Illinois' budget woes come to a head as Rauner calls special session, lottery threatens to leave
Illinois legislators will come back to Springfield for a special session in order to work out a budget deal, Gov. Bruce Rauner said Thursday in an attempt to end an impasse that's approaching its third year and running up the state's deficit.
The Republican governor's announcement, done via a Facebook video and statement, came the same day that the multi-state lottery association overseeing Powerball and Mega Millions games will leave Illinois by the end of this month if there is no budget.
The special session will be held June 21 to June 30, said Rauner, who also accused majority Democrats of "ignoring" his recommendations. He says there are "tough" choices to make before the July 1 start of the fiscal year.
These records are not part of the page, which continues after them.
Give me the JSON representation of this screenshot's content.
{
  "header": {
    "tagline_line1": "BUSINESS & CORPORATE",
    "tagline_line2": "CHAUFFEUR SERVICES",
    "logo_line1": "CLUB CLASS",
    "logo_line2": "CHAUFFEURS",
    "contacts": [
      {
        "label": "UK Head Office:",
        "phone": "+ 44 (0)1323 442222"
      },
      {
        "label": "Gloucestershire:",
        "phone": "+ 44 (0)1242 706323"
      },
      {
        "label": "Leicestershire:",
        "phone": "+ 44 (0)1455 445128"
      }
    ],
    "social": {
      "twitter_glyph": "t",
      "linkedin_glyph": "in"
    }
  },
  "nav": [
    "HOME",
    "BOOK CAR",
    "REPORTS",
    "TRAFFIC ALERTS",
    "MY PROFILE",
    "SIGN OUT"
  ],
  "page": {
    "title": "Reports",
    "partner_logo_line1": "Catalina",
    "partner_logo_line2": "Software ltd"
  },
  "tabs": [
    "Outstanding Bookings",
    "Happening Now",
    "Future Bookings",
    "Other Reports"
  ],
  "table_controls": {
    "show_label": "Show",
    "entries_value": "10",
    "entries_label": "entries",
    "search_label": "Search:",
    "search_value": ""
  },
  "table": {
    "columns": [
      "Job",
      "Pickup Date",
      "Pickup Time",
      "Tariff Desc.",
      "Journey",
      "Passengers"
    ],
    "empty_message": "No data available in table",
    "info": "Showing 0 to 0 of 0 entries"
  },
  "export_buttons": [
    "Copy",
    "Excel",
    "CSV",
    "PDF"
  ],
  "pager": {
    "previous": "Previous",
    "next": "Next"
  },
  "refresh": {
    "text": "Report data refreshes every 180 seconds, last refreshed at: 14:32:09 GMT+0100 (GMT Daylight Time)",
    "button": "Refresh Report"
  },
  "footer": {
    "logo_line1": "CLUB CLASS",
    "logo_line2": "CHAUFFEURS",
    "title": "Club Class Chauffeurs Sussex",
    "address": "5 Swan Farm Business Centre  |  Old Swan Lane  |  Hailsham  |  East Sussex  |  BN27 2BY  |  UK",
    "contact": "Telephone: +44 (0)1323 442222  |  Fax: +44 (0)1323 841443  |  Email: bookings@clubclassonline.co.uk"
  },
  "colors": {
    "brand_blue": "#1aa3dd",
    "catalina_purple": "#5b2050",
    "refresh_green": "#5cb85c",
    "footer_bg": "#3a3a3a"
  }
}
Illinois hasn't had a budget since 2015 when Rauner took office. He wants pro-business reforms with a budget, saying it will help dig Illinois out of a financial mess. Democrats say Rauner's ideas would hurt the middle class and are not related to the budget.
Illinois will close out the current fiscal year nearly $6 billion in the red. And there's a ballooning backlog of unpaid bills to state contractors and vendors that's reached $14.5 billion, a worst-in-the-nation credit rating and roughly $130 billion in unfunded pension liabilities.
House Speaker Michael Madigan, D-Chicago, said in a statement that Rauner refused to meet Democrats "half way" during the regular session, when they, among other things, "voted to cut property taxes" and "reform workers' compensation."
Madigan also said that "it's clear the onus is on the governor to show that he is finally serious about working in good faith to end the crisis he has manufactured."
The Chicago Sun-Times reports that Illinois sold about $307 million of the lottery game tickets combined in 2016, though it's not clear how much money the state received from that. Illinois Lottery Acting Director Greg Smith said Thursday that the lack of a budget will result in players being "denied the opportunity" to participate in popular games.